Par une décision n° 402103 du 8 novembre 2017, le Conseil d’Etat considère qu’un agent muté dans l’intérêt du service, s’il doit être mis à même de présenter ses observations avant l’émission de la décision, n’a pas à être informé du lieu sur lequel sa mutation est envisagée.
Dans cette affaire, était en cause un agent qui, à l’issue d’une exclusion temporaire disciplinaire, n’avait pas été réintégré, dans l’intérêt du service, sur son poste mais dans un autre établissement de son administration. En effet, le déplacement d’office de l’agent ne présentait pas – en l’espèce – un caractère disciplinaire, le déplacement visant, non pas à sanctionner l’agent, mais à prévenir les éventuels troubles que pourrait susciter son retour à l’issue de son exclusion.
Dans ce type d’hypothèse, l’agent doit être mis à même, avant l’émission de la décision, de demander son dossier et de présenter ses éventuelles observations sur la décision à intervenir. En effet, même si le changement d’affectation ne présente pas un caractère disciplinaire, l’agent dispose de ces garanties anciennes, fixées par l’article 65 de la loi du 22 avril 1905.
Il convient de souligner que l’agent doit être « mis à même » d’exercer ces garanties. Autrement dit, il n’a pas à être invité à le faire mais doit cependant disposer d’un délai entre l’annonce de ce que la décision de mutation va être prise et l’intervention effective de cette décision (CE. Sect. 23 juin 1967, M. Mirambeau, n° 55068, publiée au Recueil ; CE. SSR. 14 mai 1986, Syndicat national des cadres hospitaliers CGT-FO, 60852, mentionnée aux tables ; ou plus récemment : CAA Lyon, 28 juin 2011, Mme Virginie X, n° 10LY01394). Ce délai le met donc à même – selon la jurisprudence – de demander son dossier et de faire valoir ses observations, bien qu’il n’y ait pas été invité.

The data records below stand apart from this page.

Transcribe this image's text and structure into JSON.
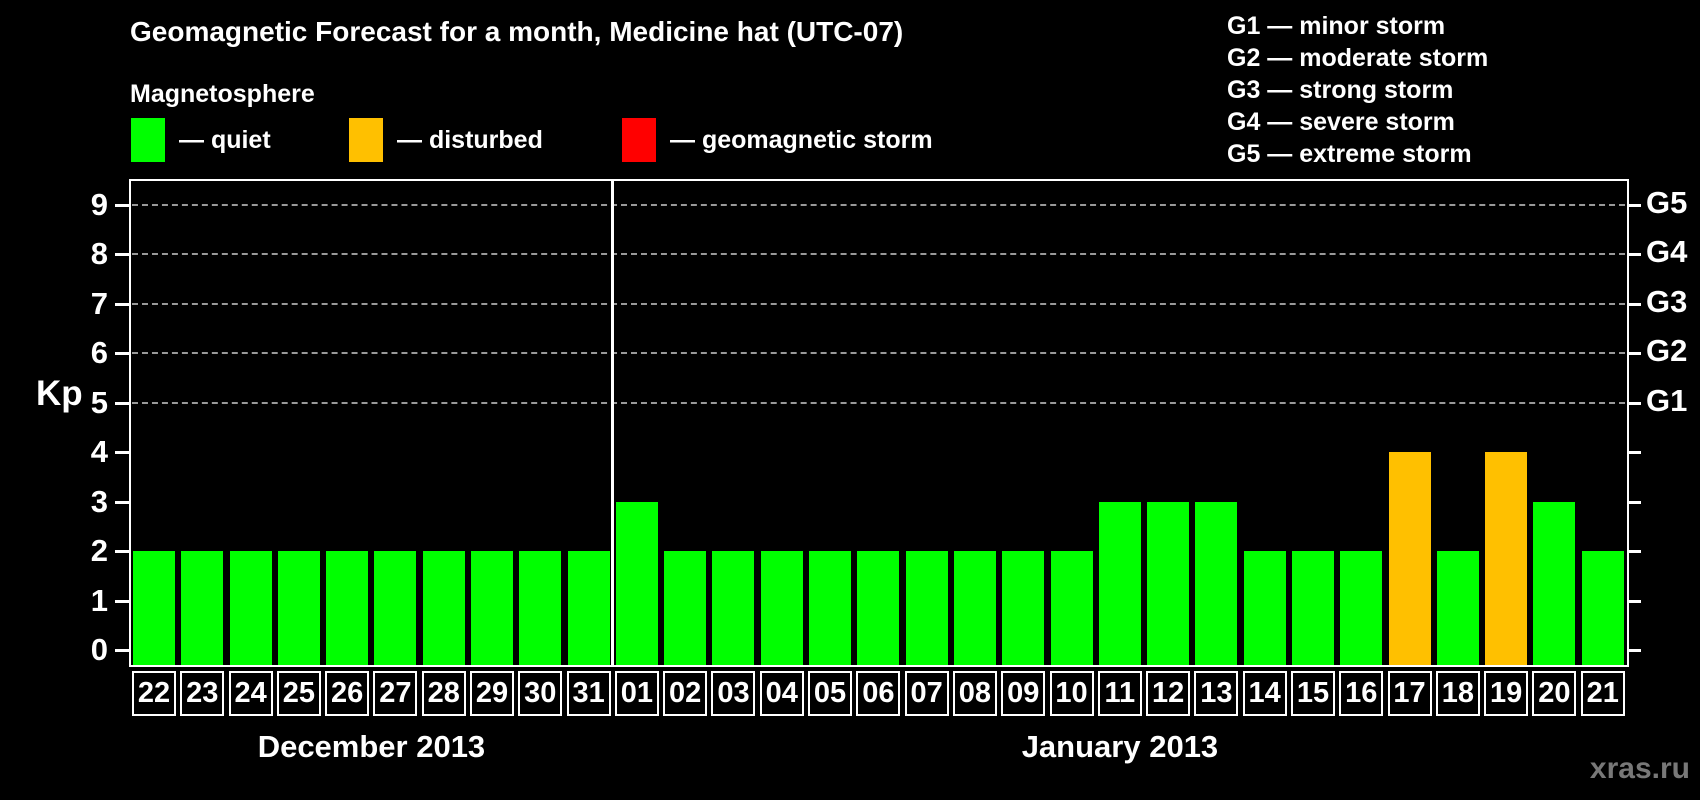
{
  "title": "Geomagnetic Forecast for a month, Medicine hat (UTC-07)",
  "legend": {
    "heading": "Magnetosphere",
    "items": [
      {
        "name": "quiet",
        "label": "— quiet",
        "color": "#00ff00"
      },
      {
        "name": "disturbed",
        "label": "— disturbed",
        "color": "#ffc000"
      },
      {
        "name": "storm",
        "label": "— geomagnetic storm",
        "color": "#ff0000"
      }
    ]
  },
  "storm_scale_legend": [
    "G1 — minor storm",
    "G2 — moderate storm",
    "G3 — strong storm",
    "G4 — severe storm",
    "G5 — extreme storm"
  ],
  "watermark": "xras.ru",
  "chart_data": {
    "type": "bar",
    "title": "Geomagnetic Forecast for a month, Medicine hat (UTC-07)",
    "ylabel": "Kp",
    "ylim": [
      0,
      9
    ],
    "y_ticks": [
      0,
      1,
      2,
      3,
      4,
      5,
      6,
      7,
      8,
      9
    ],
    "grid": "horizontal dashed lines at Kp 5 through 9",
    "legend_position": "top",
    "right_axis": [
      {
        "kp": 5,
        "label": "G1"
      },
      {
        "kp": 6,
        "label": "G2"
      },
      {
        "kp": 7,
        "label": "G3"
      },
      {
        "kp": 8,
        "label": "G4"
      },
      {
        "kp": 9,
        "label": "G5"
      }
    ],
    "color_map": {
      "quiet": "#00ff00",
      "disturbed": "#ffc000",
      "storm": "#ff0000"
    },
    "months": [
      {
        "label": "December 2013",
        "days": [
          "22",
          "23",
          "24",
          "25",
          "26",
          "27",
          "28",
          "29",
          "30",
          "31"
        ],
        "kp": [
          2,
          2,
          2,
          2,
          2,
          2,
          2,
          2,
          2,
          2
        ],
        "status": [
          "quiet",
          "quiet",
          "quiet",
          "quiet",
          "quiet",
          "quiet",
          "quiet",
          "quiet",
          "quiet",
          "quiet"
        ]
      },
      {
        "label": "January 2013",
        "days": [
          "01",
          "02",
          "03",
          "04",
          "05",
          "06",
          "07",
          "08",
          "09",
          "10",
          "11",
          "12",
          "13",
          "14",
          "15",
          "16",
          "17",
          "18",
          "19",
          "20",
          "21"
        ],
        "kp": [
          3,
          2,
          2,
          2,
          2,
          2,
          2,
          2,
          2,
          2,
          3,
          3,
          3,
          2,
          2,
          2,
          4,
          2,
          4,
          3,
          2
        ],
        "status": [
          "quiet",
          "quiet",
          "quiet",
          "quiet",
          "quiet",
          "quiet",
          "quiet",
          "quiet",
          "quiet",
          "quiet",
          "quiet",
          "quiet",
          "quiet",
          "quiet",
          "quiet",
          "quiet",
          "disturbed",
          "quiet",
          "disturbed",
          "quiet",
          "quiet"
        ]
      }
    ]
  }
}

Au cas présent, la cour administrative d’appel de Marseille avait considéré (CAA Marseille, 24 mai 2016, n° 14MA04315) que ces garanties n’avaient pas été respectées dans la mesure où l’agent n’avait pas été informé de l’établissement dans lequel il allait être déplacé, de sorte qu’il n’avait pas été mis à même de présenter ses observations.

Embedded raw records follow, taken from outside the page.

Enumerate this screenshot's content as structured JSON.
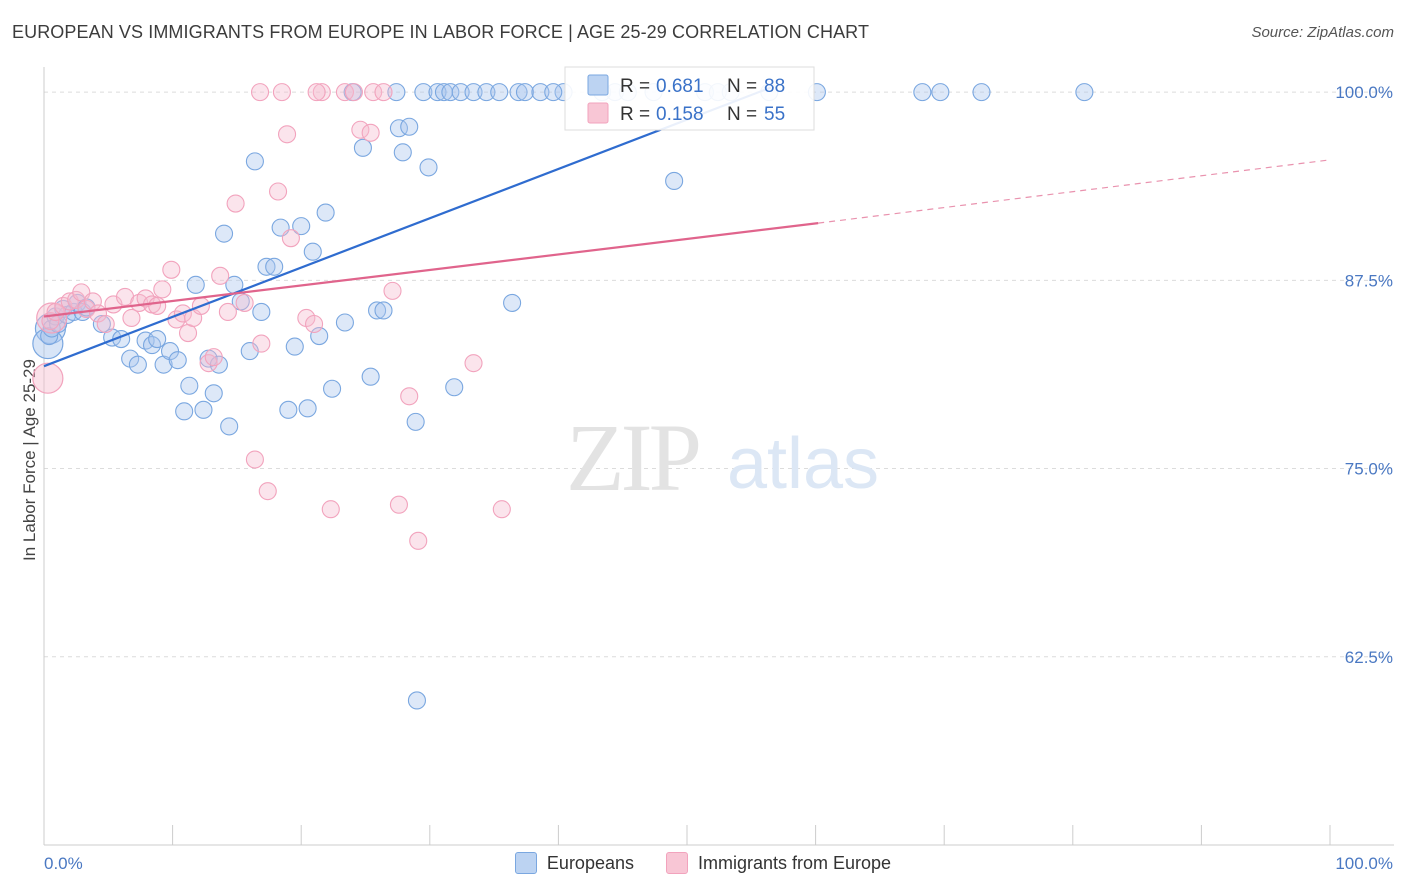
{
  "title": "EUROPEAN VS IMMIGRANTS FROM EUROPE IN LABOR FORCE | AGE 25-29 CORRELATION CHART",
  "source": "Source: ZipAtlas.com",
  "watermark": {
    "zip": "ZIP",
    "atlas": "atlas"
  },
  "chart_data": {
    "type": "scatter",
    "title": "EUROPEAN VS IMMIGRANTS FROM EUROPE IN LABOR FORCE | AGE 25-29 CORRELATION CHART",
    "xlabel": "",
    "ylabel": "In Labor Force | Age 25-29",
    "xlim": [
      0,
      100
    ],
    "ylim": [
      50,
      102
    ],
    "x_tick_labels": {
      "min": "0.0%",
      "max": "100.0%"
    },
    "y_ticks": [
      {
        "value": 100,
        "label": "100.0%"
      },
      {
        "value": 87.5,
        "label": "87.5%"
      },
      {
        "value": 75,
        "label": "75.0%"
      },
      {
        "value": 62.5,
        "label": "62.5%"
      }
    ],
    "grid": true,
    "legend_position": "top-center",
    "series": [
      {
        "name": "Europeans",
        "color": "#7aa7e0",
        "line_color": "#2f6ccf",
        "R": "0.681",
        "N": "88",
        "r_label": "R =",
        "n_label": "N =",
        "trend": {
          "x0": 0,
          "y0": 81.8,
          "x1": 56.5,
          "y1": 100.3
        },
        "points": [
          [
            0.4,
            83.8
          ],
          [
            0.6,
            84.3
          ],
          [
            0.9,
            85.1
          ],
          [
            1.1,
            84.6
          ],
          [
            1.5,
            85.6
          ],
          [
            1.8,
            85.2
          ],
          [
            2.3,
            85.4
          ],
          [
            2.6,
            86.0
          ],
          [
            3.0,
            85.4
          ],
          [
            3.3,
            85.7
          ],
          [
            4.5,
            84.6
          ],
          [
            5.3,
            83.7
          ],
          [
            6.0,
            83.6
          ],
          [
            6.7,
            82.3
          ],
          [
            7.3,
            81.9
          ],
          [
            7.9,
            83.5
          ],
          [
            8.4,
            83.2
          ],
          [
            8.8,
            83.6
          ],
          [
            9.3,
            81.9
          ],
          [
            9.8,
            82.8
          ],
          [
            10.4,
            82.2
          ],
          [
            10.9,
            78.8
          ],
          [
            11.3,
            80.5
          ],
          [
            11.8,
            87.2
          ],
          [
            12.4,
            78.9
          ],
          [
            12.8,
            82.3
          ],
          [
            13.2,
            80.0
          ],
          [
            13.6,
            81.9
          ],
          [
            14.0,
            90.6
          ],
          [
            14.4,
            77.8
          ],
          [
            14.8,
            87.2
          ],
          [
            15.3,
            86.1
          ],
          [
            16.0,
            82.8
          ],
          [
            16.4,
            95.4
          ],
          [
            16.9,
            85.4
          ],
          [
            17.3,
            88.4
          ],
          [
            17.9,
            88.4
          ],
          [
            18.4,
            91.0
          ],
          [
            19.0,
            78.9
          ],
          [
            19.5,
            83.1
          ],
          [
            20.0,
            91.1
          ],
          [
            20.5,
            79.0
          ],
          [
            20.9,
            89.4
          ],
          [
            21.4,
            83.8
          ],
          [
            21.9,
            92.0
          ],
          [
            22.4,
            80.3
          ],
          [
            23.4,
            84.7
          ],
          [
            24.0,
            100.0
          ],
          [
            24.8,
            96.3
          ],
          [
            25.4,
            81.1
          ],
          [
            25.9,
            85.5
          ],
          [
            26.4,
            85.5
          ],
          [
            27.4,
            100.0
          ],
          [
            27.6,
            97.6
          ],
          [
            27.9,
            96.0
          ],
          [
            28.4,
            97.7
          ],
          [
            28.9,
            78.1
          ],
          [
            29.5,
            100.0
          ],
          [
            29.9,
            95.0
          ],
          [
            30.6,
            100.0
          ],
          [
            31.1,
            100.0
          ],
          [
            31.6,
            100.0
          ],
          [
            31.9,
            80.4
          ],
          [
            32.4,
            100.0
          ],
          [
            33.4,
            100.0
          ],
          [
            34.4,
            100.0
          ],
          [
            35.4,
            100.0
          ],
          [
            36.4,
            86.0
          ],
          [
            36.9,
            100.0
          ],
          [
            37.4,
            100.0
          ],
          [
            38.6,
            100.0
          ],
          [
            40.4,
            100.0
          ],
          [
            43.4,
            100.0
          ],
          [
            44.4,
            100.0
          ],
          [
            45.4,
            100.0
          ],
          [
            47.4,
            100.0
          ],
          [
            49.0,
            94.1
          ],
          [
            51.4,
            100.0
          ],
          [
            52.4,
            100.0
          ],
          [
            53.4,
            100.0
          ],
          [
            56.4,
            100.0
          ],
          [
            60.1,
            100.0
          ],
          [
            68.3,
            100.0
          ],
          [
            69.7,
            100.0
          ],
          [
            72.9,
            100.0
          ],
          [
            80.9,
            100.0
          ],
          [
            29.0,
            59.6
          ],
          [
            39.6,
            100.0
          ]
        ],
        "big_points": [
          [
            0.5,
            84.3
          ],
          [
            0.3,
            83.3
          ]
        ]
      },
      {
        "name": "Immigrants from Europe",
        "color": "#f2a3bd",
        "line_color": "#e0648c",
        "R": "0.158",
        "N": "55",
        "r_label": "R =",
        "n_label": "N =",
        "trend": {
          "x0": 0,
          "y0": 85.1,
          "x1": 60.2,
          "y1": 91.3
        },
        "trend_dash": {
          "x0": 60.2,
          "y0": 91.3,
          "x1": 100,
          "y1": 95.5
        },
        "points": [
          [
            0.5,
            84.8
          ],
          [
            0.9,
            85.4
          ],
          [
            1.5,
            85.8
          ],
          [
            2.0,
            86.1
          ],
          [
            2.5,
            86.2
          ],
          [
            2.9,
            86.7
          ],
          [
            3.3,
            85.6
          ],
          [
            3.8,
            86.1
          ],
          [
            4.2,
            85.3
          ],
          [
            4.8,
            84.6
          ],
          [
            5.4,
            85.9
          ],
          [
            6.3,
            86.4
          ],
          [
            6.8,
            85.0
          ],
          [
            7.4,
            86.0
          ],
          [
            7.9,
            86.3
          ],
          [
            8.4,
            85.9
          ],
          [
            8.8,
            85.8
          ],
          [
            9.2,
            86.9
          ],
          [
            9.9,
            88.2
          ],
          [
            10.3,
            84.9
          ],
          [
            10.8,
            85.3
          ],
          [
            11.2,
            84.0
          ],
          [
            11.6,
            85.0
          ],
          [
            12.2,
            85.8
          ],
          [
            12.8,
            82.0
          ],
          [
            13.2,
            82.4
          ],
          [
            13.7,
            87.8
          ],
          [
            14.3,
            85.4
          ],
          [
            14.9,
            92.6
          ],
          [
            15.6,
            86.0
          ],
          [
            16.4,
            75.6
          ],
          [
            16.9,
            83.3
          ],
          [
            17.4,
            73.5
          ],
          [
            18.2,
            93.4
          ],
          [
            18.9,
            97.2
          ],
          [
            19.2,
            90.3
          ],
          [
            20.4,
            85.0
          ],
          [
            21.0,
            84.6
          ],
          [
            21.6,
            100.0
          ],
          [
            22.3,
            72.3
          ],
          [
            23.4,
            100.0
          ],
          [
            24.1,
            100.0
          ],
          [
            24.6,
            97.5
          ],
          [
            25.6,
            100.0
          ],
          [
            26.4,
            100.0
          ],
          [
            27.1,
            86.8
          ],
          [
            27.6,
            72.6
          ],
          [
            28.4,
            79.8
          ],
          [
            29.1,
            70.2
          ],
          [
            33.4,
            82.0
          ],
          [
            35.6,
            72.3
          ],
          [
            18.5,
            100.0
          ],
          [
            21.2,
            100.0
          ],
          [
            16.8,
            100.0
          ],
          [
            25.4,
            97.3
          ]
        ],
        "big_points": [
          [
            0.6,
            85.0
          ],
          [
            0.3,
            81.0
          ]
        ]
      }
    ]
  }
}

Cette position, empreinte de logique, consiste à considérer que si l’agent ne connaît pas le site sur lequel il sera muté (à un kilomètre de son lieu de travail initial ou à l’autre bout de la France), alors il n’est pas à même de présenter utilement ses observations.
Toutefois, telle n’est pas la solution retenue par le Conseil d’Etat dans la décision commentée, rendue à la suite du pourvoi formé par La Poste contre l’arrêt de la cour annulant la mutation qu’elle avait décidée.
En effet, la Haute juridiction considère que la cour a commis une erreur de droit et que l’agent n’avait pas à être informé du lieu précis de son changement d’affectation pour faire valoir utilement ses observations.
Cette solution est regrettable car si, juridiquement, une mesure de mutation d’office dans l’intérêt du service est la même quel que soit le nouveau lieu d’affectation, de sorte que l’agent peut présenter des observations sur le principe de la mutation, il n’en demeure pas moins que, pratiquement, la mutation dans un établissement situé dans la même ville ou à des centaines de kilomètres du lieu initial de travail n’est pas la même chose.
Aussi, pour donner un effet utile aux observations de l’agent, il aurait été préférable d’imposer à l’administration d’indiquer le lieu d’affectation envisagé.